The lower bound in our first result is a direct corollary of the new $\MA$ protocol for Set-Disjointness introduced in [Rubinstein, STOC 2018], and our algorithms utilize the polynomial method and simple random sampling. Our second result follows from a new dimensionality self reduction from the Orthogonal Vectors problem for $n$ vectors from $\{0,1\}^{d}$ to $n$ vectors from $\mathbb{Z}^{\ell}$ where $\ell = 2^{O(\logstar d)}$, dramatically improving the previous reduction in [Williams, SODA 2018]. The key technical ingredient is a recursive application of Chinese Remainder Theorem.
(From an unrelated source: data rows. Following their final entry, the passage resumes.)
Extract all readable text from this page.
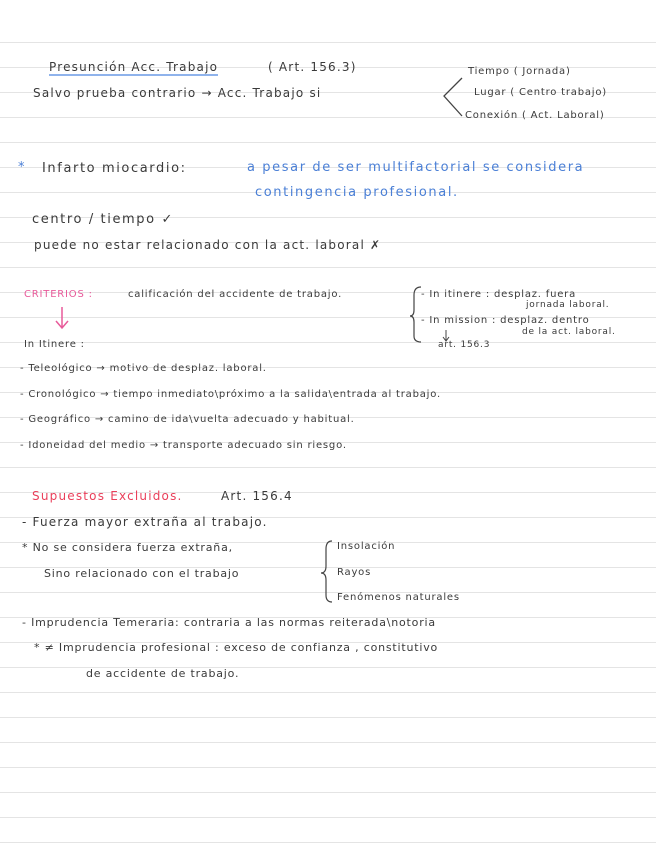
Presunción Acc. Trabajo	( Art. 156.3)
Salvo prueba contrario → Acc. Trabajo si
Tiempo ( Jornada)
Lugar ( Centro trabajo)
Conexión ( Act. Laboral)
* Infarto miocardio:	a pesar de ser multifactorial se considera
contingencia profesional.
centro / tiempo ✓
puede no estar relacionado con la act. laboral ✗
CRITERIOS :	calificación del accidente de trabajo.	- In itinere : desplaz. fuera
jornada laboral.
- In mission : desplaz. dentro
de la act. laboral.
art. 156.3
In Itinere :
- Teleológico → motivo de desplaz. laboral.
- Cronológico → tiempo inmediato\próximo a la salida\entrada al trabajo.
- Geográfico → camino de ida\vuelta adecuado y habitual.
- Idoneidad del medio → transporte adecuado sin riesgo.
Supuestos Excluidos.	Art. 156.4
- Fuerza mayor extraña al trabajo.
* No se considera fuerza extraña,
Sino relacionado con el trabajo
Insolación
Rayos
Fenómenos naturales
- Imprudencia Temeraria: contraria a las normas reiterada\notoria
* ≠ Imprudencia profesional : exceso de confianza , constitutivo
de accidente de trabajo.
As a by-product we obtain an $\MA$ communication protocol for Set-Disjointness with complexity $O\left(\sqrt{n\log n \log\log n}\right)$, slightly improving the $O\left(\sqrt{n} \log n\right)$ bound [Aaronson and Wigderson, TOCT 2009], and approaching the $\Omega(\sqrt{n})$ lower bound [Klauck, CCC 2003]. Moreover, we show that (under SETH) one can apply the $O(\sqrt{n})$ $\BQP$ communication protocol for Set-Disjointness to prove near-optimal hardness for approximation to $\MaxIP$ with vectors in $\{-1,1\}^d$. This answers a question from [Abboud et al., FOCS 2017] in the affirmative.